Amy et les albatros


Depuis l’annonce de la mort d’Amy Winehouse, j’ai lu et entendu un nombre impressionnant d’âneries.

Des messieurs-dames-la-morale nous expliquant que oui d’accord c’est triste mais quand on se drogue, quand on vit dans l’excès, la mort à 27 ans, on l’a quand même bien cherchée.

Imbéciles bien coiffés qui ne voient les autres qu’à travers leur propre miroir. Ils s’y regardent, s’y mirent et s’y admirent, ne comprenant pas pourquoi tout le monde ne leur ressemble pas. Eux pourtant si bien-comme-il-faut, dont l’existence sans vagues et sans intérêt, devrait servir de modèle à l’humanité entière.

Comment ne pas ressembler à ces dames si policées qui n’hésitent pourtant pas à vendre leurs filles au plus offrant, fardant cette prostitution par la formule : « c’est un garçon de bonne famille » ? Comment ne pas ressembler à ces messieurs bien repassés, qui sentent bon le confort tranquille, dont la médiocrité pollue notre air, et le rend irrespirable ?

Sacrilège ! Allez, tous au moule de l’ennui, de l’hypocrisie et de la bêtise !

Ces messieurs-dames ont construit un monde qui leur ressemble. Un monde terne, gris et vulgaire, aussi passionnant que le vagin d’une nonne. Un monde aux murs trop étroits et au plafond beaucoup trop bas.

Baudelaire disait de son albatros : « ses ailes de géant l’empêchent de marcher ».

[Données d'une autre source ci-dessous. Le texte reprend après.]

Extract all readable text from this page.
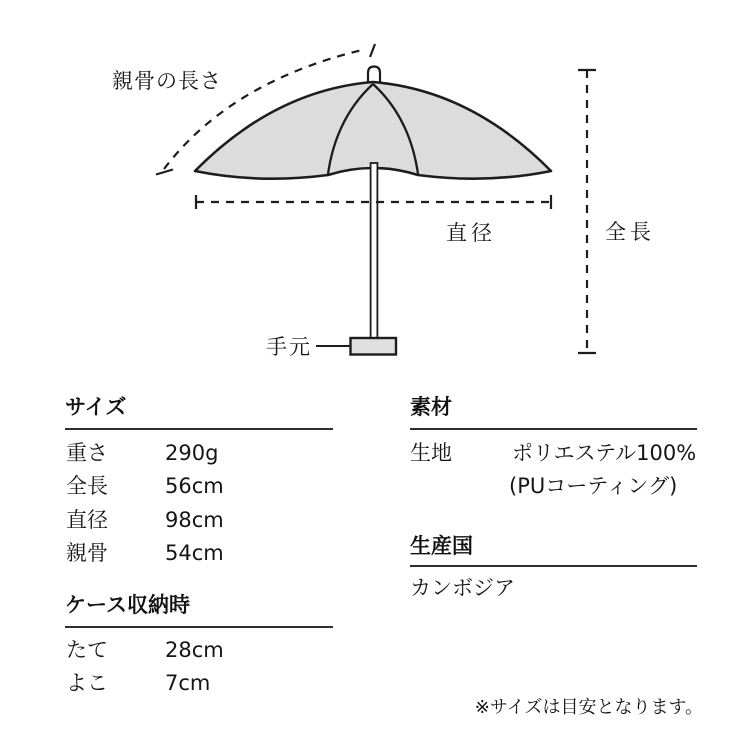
親骨の長さ
直径	全長
手元
サイズ
重さ	290g
全長	56cm
直径	98cm
親骨	54cm
ケース収納時
たて	28cm
よこ	7cm
素材
生地	ポリエステル100%
(PUコーティング)
生産国
カンボジア
※サイズは目安となります。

Amy Winehouse était un albatros. Comme tout ceux et celles qui sont trop grands pour entrer dans le moule majoritaire. Ceux et celles dont les ailes de géant empêchent de marcher sur les routes balisées de la banalité.

Les murs étroits et les plafonds trop bas, les albatros s’y cognent et s’y blessent. Ils essayent de les pousser, les repousser, pour un peu plus d’espace, pour respirer, pour rêver, pour créer. Pour voir le ciel, sentir le soleil et le vent. Creuser une brèche pour s’envoler, le plus haut possible, jusqu’à la lune, jusqu’aux étoiles. Pour flirter avec les anges et tutoyer les dieux.

Alors parfois, certains albatros se cognent trop fort, tombent et ne se relèvent plus. Ils gisent là, sous l’œil sévère des bien pensants.

« Ils avaient qu’à pas se cogner » disent-ils.

Parce que eux, ces murs-là, ils les aiment. Ils y accrochent leurs photos de vacances et leurs diplômes –ces médailles dérisoires pour obéissants émérites. Pour eux, le plafond n’est jamais trop bas. Eux qui sont nés, qui vivent et qui sans doute mourront à genoux. Eux, pour qui ramper est une philosophie de vie.

Comment peuvent-ils comprendre les albatros ?

Des albatros qui s’appellent Amy Winehouse, Billie Holiday, Jimmy Hendrix, Janis Joplin, Jim Morrison. Des géants dont les ailes nous font encore voyager.

Que restera-t-il de ces messieurs-dames-la-morale ? De vagues souvenirs ? Des photos jaunies ? Un nom gravé sur une pierre tombale, que viendra effacer la mousse, la poussière ou, pour les moins chanceux, un projet immobilier ou un parking ?

Amy Winehouse est morte mais elle est encore là et bien là. Encore plus là que jamais. Avec sa voix qui vibre et nous fait vibrer.

Eux, ils pètent de santé, mais n’ont jamais vraiment existé.